Lihat ulasan di atas, jadi ngeri-ngeri sedep gimana gitu..
Wah harus bisa nyumbang pajak yang gede neh buat Negara haha.. Bismillah
salam
https://www.bayuwin.com/2015/09/seragam-net-tv.html
Sayangnya stigma “Gayus Tambunan” yg melekat pada pegawai pajak blom hilang sampai sekarang, bagaimana kalau nanti menjadi lembaga yg super-body, satu tantangan.
topik yang sedap di hari senin, saya setuju dengan Ide revolusi Pajak pak, semoga artikel ini sampai ke pemerintah terkait.
Simpelnya banyaknya hutang negara mencerminkan kondisi perilaku masyarakatnya. Jika negara mau berhutang, hutanglah melalui rakyatnya seperti ORI, Sukuk,dll. Jepang juga cukup banyak hutangnya tapi jika krediturnya bangsanya sendiri mereka bakal aman .
seram juga ya mas utang indonesia…padahal jika freeport dan kekayaan alam yang ada dimanfaatkan dengan sebenar-benarnya untuk indonesia, mungkin indonesia bukan lah negara pengutang. Riba pula !!!

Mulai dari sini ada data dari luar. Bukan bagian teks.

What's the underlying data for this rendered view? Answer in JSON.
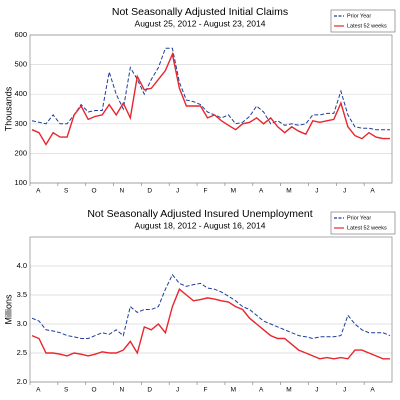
{
  "chart_data": [
    {
      "type": "line",
      "title": "Not Seasonally Adjusted Initial Claims",
      "subtitle": "August 25, 2012  -  August 23, 2014",
      "ylabel": "Thousands",
      "xtick_labels": [
        "A",
        "S",
        "O",
        "N",
        "D",
        "J",
        "F",
        "M",
        "A",
        "M",
        "J",
        "J",
        "A"
      ],
      "ylim": [
        100,
        600
      ],
      "yticks": [
        100,
        200,
        300,
        400,
        500,
        600
      ],
      "grid": true,
      "legend": "upper right",
      "series": [
        {
          "name": "Prior Year",
          "color": "#1f3d99",
          "dashed": true,
          "values": [
            310,
            305,
            300,
            330,
            300,
            300,
            330,
            365,
            340,
            345,
            345,
            475,
            400,
            350,
            490,
            450,
            400,
            450,
            490,
            555,
            555,
            440,
            380,
            375,
            365,
            340,
            330,
            320,
            330,
            300,
            305,
            325,
            360,
            340,
            300,
            310,
            295,
            300,
            295,
            300,
            330,
            330,
            335,
            335,
            410,
            330,
            290,
            285,
            285,
            280,
            280,
            280
          ]
        },
        {
          "name": "Latest 52 weeks",
          "color": "#e8262d",
          "dashed": false,
          "values": [
            280,
            270,
            230,
            270,
            255,
            255,
            330,
            360,
            315,
            325,
            330,
            365,
            330,
            370,
            320,
            460,
            415,
            420,
            450,
            480,
            535,
            420,
            360,
            360,
            360,
            320,
            330,
            310,
            295,
            280,
            300,
            305,
            320,
            300,
            320,
            290,
            270,
            290,
            275,
            265,
            310,
            305,
            310,
            315,
            370,
            290,
            260,
            250,
            270,
            255,
            250,
            250
          ]
        }
      ]
    },
    {
      "type": "line",
      "title": "Not Seasonally Adjusted Insured Unemployment",
      "subtitle": "August 18, 2012  -  August 16, 2014",
      "ylabel": "Millions",
      "xtick_labels": [
        "A",
        "S",
        "O",
        "N",
        "D",
        "J",
        "F",
        "M",
        "A",
        "M",
        "J",
        "J",
        "A"
      ],
      "ylim": [
        2.0,
        4.5
      ],
      "yticks": [
        {
          "value": 2.0,
          "label": "2.0"
        },
        {
          "value": 2.5,
          "label": "2.5"
        },
        {
          "value": 3.0,
          "label": "3.0"
        },
        {
          "value": 3.5,
          "label": "3.5"
        },
        {
          "value": 4.0,
          "label": "4.0"
        }
      ],
      "grid": true,
      "legend": "upper right",
      "series": [
        {
          "name": "Prior Year",
          "color": "#1f3d99",
          "dashed": true,
          "values": [
            3.1,
            3.05,
            2.9,
            2.88,
            2.85,
            2.8,
            2.78,
            2.75,
            2.75,
            2.8,
            2.85,
            2.82,
            2.9,
            2.8,
            3.3,
            3.2,
            3.25,
            3.25,
            3.3,
            3.6,
            3.85,
            3.7,
            3.65,
            3.68,
            3.7,
            3.62,
            3.6,
            3.55,
            3.48,
            3.4,
            3.3,
            3.25,
            3.15,
            3.05,
            3.0,
            2.95,
            2.9,
            2.85,
            2.8,
            2.78,
            2.75,
            2.78,
            2.78,
            2.78,
            2.8,
            3.15,
            3.0,
            2.9,
            2.85,
            2.85,
            2.85,
            2.8
          ]
        },
        {
          "name": "Latest 52 weeks",
          "color": "#e8262d",
          "dashed": false,
          "values": [
            2.8,
            2.75,
            2.5,
            2.5,
            2.48,
            2.45,
            2.5,
            2.48,
            2.45,
            2.48,
            2.52,
            2.5,
            2.5,
            2.55,
            2.7,
            2.5,
            2.95,
            2.9,
            3.0,
            2.85,
            3.3,
            3.6,
            3.5,
            3.4,
            3.42,
            3.45,
            3.43,
            3.4,
            3.38,
            3.3,
            3.25,
            3.1,
            3.0,
            2.9,
            2.8,
            2.75,
            2.75,
            2.65,
            2.55,
            2.5,
            2.45,
            2.4,
            2.42,
            2.4,
            2.42,
            2.4,
            2.55,
            2.55,
            2.5,
            2.45,
            2.4,
            2.4
          ]
        }
      ]
    }
  ]
}
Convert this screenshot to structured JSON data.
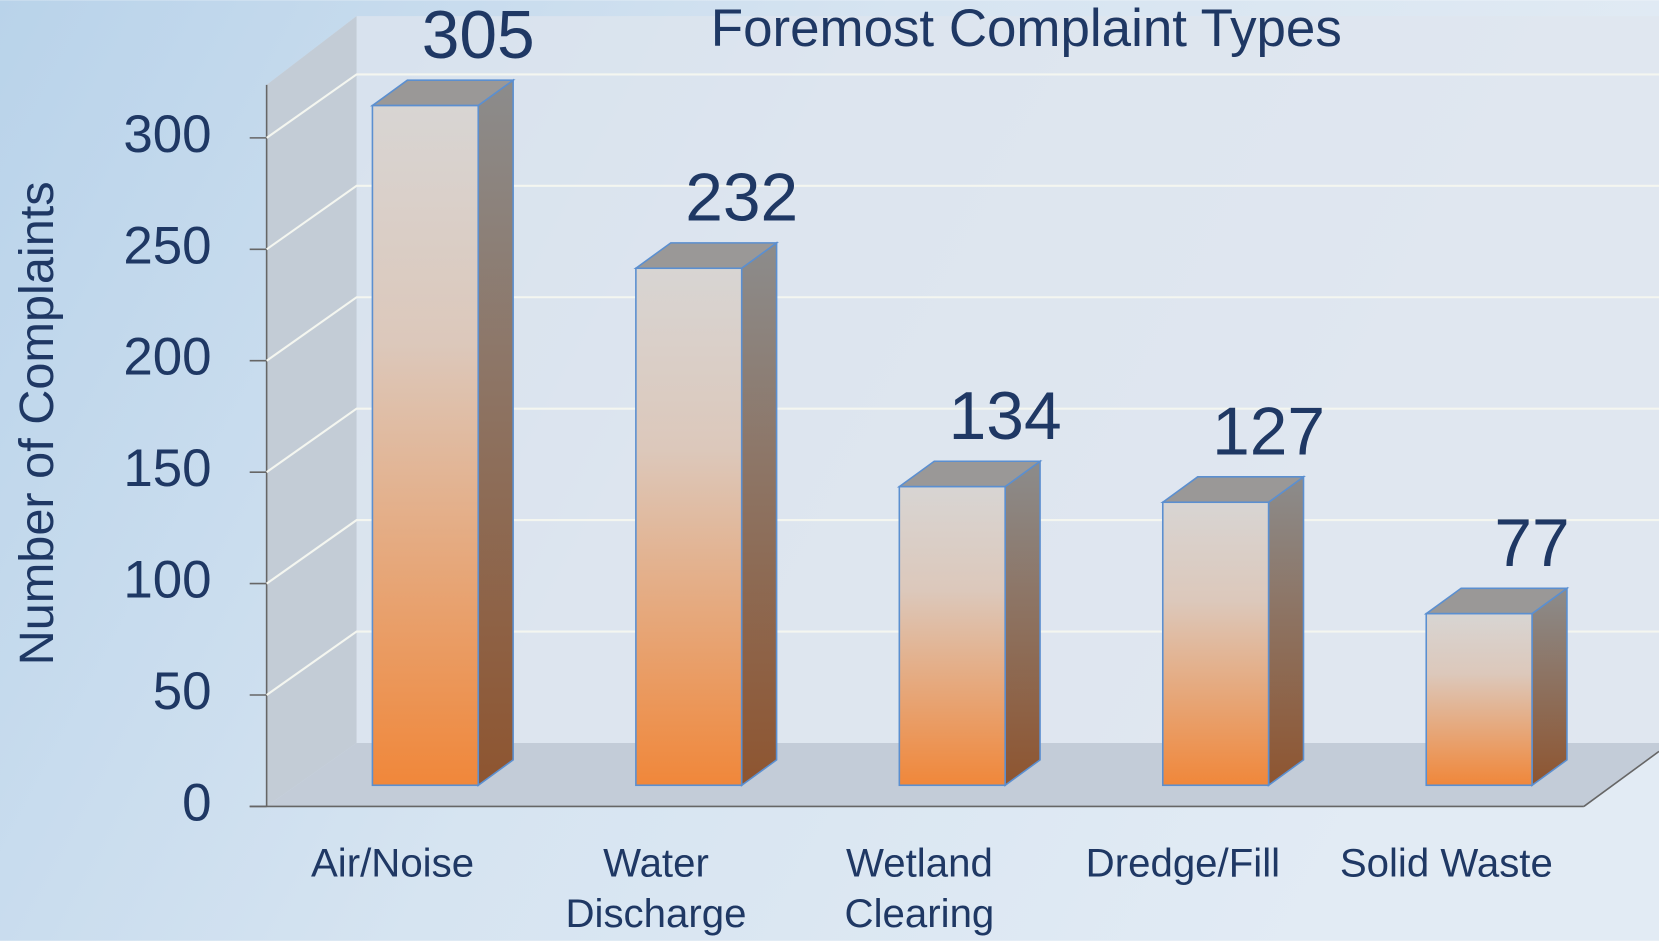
{
  "chart_data": {
    "type": "bar3d",
    "title": "Foremost Complaint Types",
    "y_label": "Number of Complaints",
    "categories": [
      "Air/Noise",
      "Water Discharge",
      "Wetland Clearing",
      "Dredge/Fill",
      "Solid Waste"
    ],
    "values": [
      305,
      232,
      134,
      127,
      77
    ],
    "ylim": [
      0,
      320
    ],
    "yticks": [
      0,
      50,
      100,
      150,
      200,
      250,
      300
    ],
    "grid": true
  }
}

kalo pemerintah membaca blog ini mungkin ada insight yang bisa diambil.. agar persoalan pajak ini cepat selesai cepat beres
Apa kabarnya pajak dari Facebook, Google, dll
sampai sekarang belum ada tindak lanjutnya.
Hutang itu kan ada banyak ya pak, hutang sebesar itu kan utk bayar bunga dan nambah hutang baru utk pembiayaan infrastruktur..
bukan hanya hutang untuk bayar pegawai pemerintah saja kan..
Emang ngeri hutang pemerintah sekarang pak. Nilainya gak maen2. Bisa jadi negara gagal nih ntar Indonesia.
Ada kah solusi untuk melunasi hutang it pak? Minimal untuk warga Indonesia yang banyak terjerat riba dan hutang.